Le pâle soleil de ce monde chichement éclairé se couchait à l’ouest, et les crépitements et la fumée des palissades enflammées du village des Thoulaas s’élevaient dans le ciel qui s’assombrissait lentement. La plupart de ses hommes auraient préféré brûler tout le village et pas uniquement ses fortifications, Sir George en était conscient, mais ses ordres avaient été péremptoires. Le chef de guerre thoulaas survivant s’était rendu avec les guerriers qui lui restaient, à la seule condition que leur village soit épargné, et le but de la manœuvre était de contraindre les indigènes à accepter les conditions de la guilde du bouffon/diablotin, ce qui serait beaucoup plus facile s’ils avaient des raisons de croire que la soumission leur vaudrait le salut ou, à tout le moins, la clémence… et cette promesse de clémence serait tenue. En outre, songea-t-il cyniquement, le reste du village serait sans doute détruit bien assez tôt. Ses hommes et lui avaient tué ou blessé quatre-vingt-dix pour cent des guerriers de la tribu. L’une ou l’autre de ses rivales viendrait avant longtemps achever la besogne des Anglais.

Mais, pendant que Sir Anthony et lui regardaient les serviteurs mécaniques du bouffon/diablotin survoler la plaine autour du village, cette réflexion restait sous-jacente à ses pensées principales. Quelques-uns ressemblaient beaucoup à son « char aérien », sauf qu’ils étaient bien plus gros, et l’un d’eux se posa brièvement pendant que Sir George les observait, puis il décolla de nouveau.

« Un cheval, cette fois, me semble-t-il », déclara sereinement le père Timothy.

Le prêtre était venu rejoindre Sir George de son propre chef dès que le danger avait été écarté. En fait, il était arrivé un peu trop vite pour la tranquillité du baron. Sir George savait certes que la foi de Timothy le rendait aussi intrépide que peut l’être un simple mortel, tout comme il était conscient que les nombreuses années qu’il avait vécues en soldat lui avaient insufflé une grande aptitude à évaluer les dangers en même temps qu’assez de prudence pour les éviter. Malgré tout, à l’idée qu’il risquait de perdre son vieil ami, son confesseur et l’irremplaçable guide spirituel de ses gens, l’apparition inopinée du dominicain lui avait arraché une sévère réprimande.

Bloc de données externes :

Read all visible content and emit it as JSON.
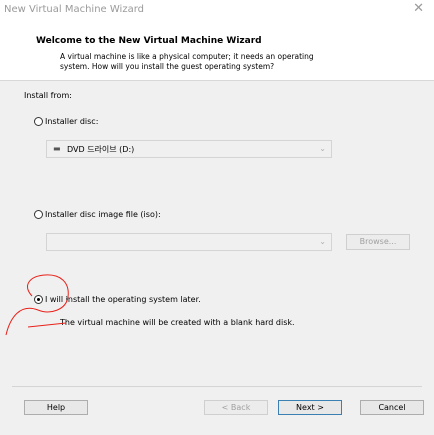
{
  "window": {
    "title": "New Virtual Machine Wizard",
    "close_glyph": "✕"
  },
  "header": {
    "title": "Welcome to the New Virtual Machine Wizard",
    "desc_line1": "A virtual machine is like a physical computer; it needs an operating",
    "desc_line2": "system. How will you install the guest operating system?"
  },
  "install_from": {
    "label": "Install from:",
    "installer_disc": {
      "label": "Installer disc:",
      "selected": false,
      "value": "DVD 드라이브 (D:)"
    },
    "iso": {
      "label": "Installer disc image file (iso):",
      "selected": false,
      "path": "",
      "browse_label": "Browse..."
    },
    "later": {
      "label": "I will install the operating system later.",
      "selected": true,
      "note": "The virtual machine will be created with a blank hard disk."
    }
  },
  "buttons": {
    "help": "Help",
    "back": "< Back",
    "next": "Next >",
    "cancel": "Cancel"
  },
  "annotation_color": "#e8211a"
}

« Il n’y avait aucun blessé parmi les archers, avait assez raisonnablement répliqué le prêtre. Mais il y a ici des mourants et des agonisants qui ont besoin de se confesser. »

Son argument avait réduit au silence les objections de Sir George, même s’il n’avait en rien apaisé les émotions qui les avaient suscitées. Le baron pouvait difficilement se plaindre de la détermination avec laquelle Timothy entendait remplir ses devoirs sacerdotaux, mais il prit mentalement note d’inciter Matilda à raisonner le vieil homme. Si quelqu’un était capable de le persuader qu’il était irremplaçable, c’était bien elle… et Sir George savait d’expérience personnelle à quel point elle pouvait se montrer peu scrupuleuse dans la formulation de ses arguments quand elle savait avoir raison.

Ses lèvres avaient ébauché un sourire à cette pensée, mais ce sourire s’était aussitôt évanoui : il s’était rappelé que Matilda et Edward étaient toujours en stase et servaient d’otages à son maître en échange de la satisfaction de ses exigences.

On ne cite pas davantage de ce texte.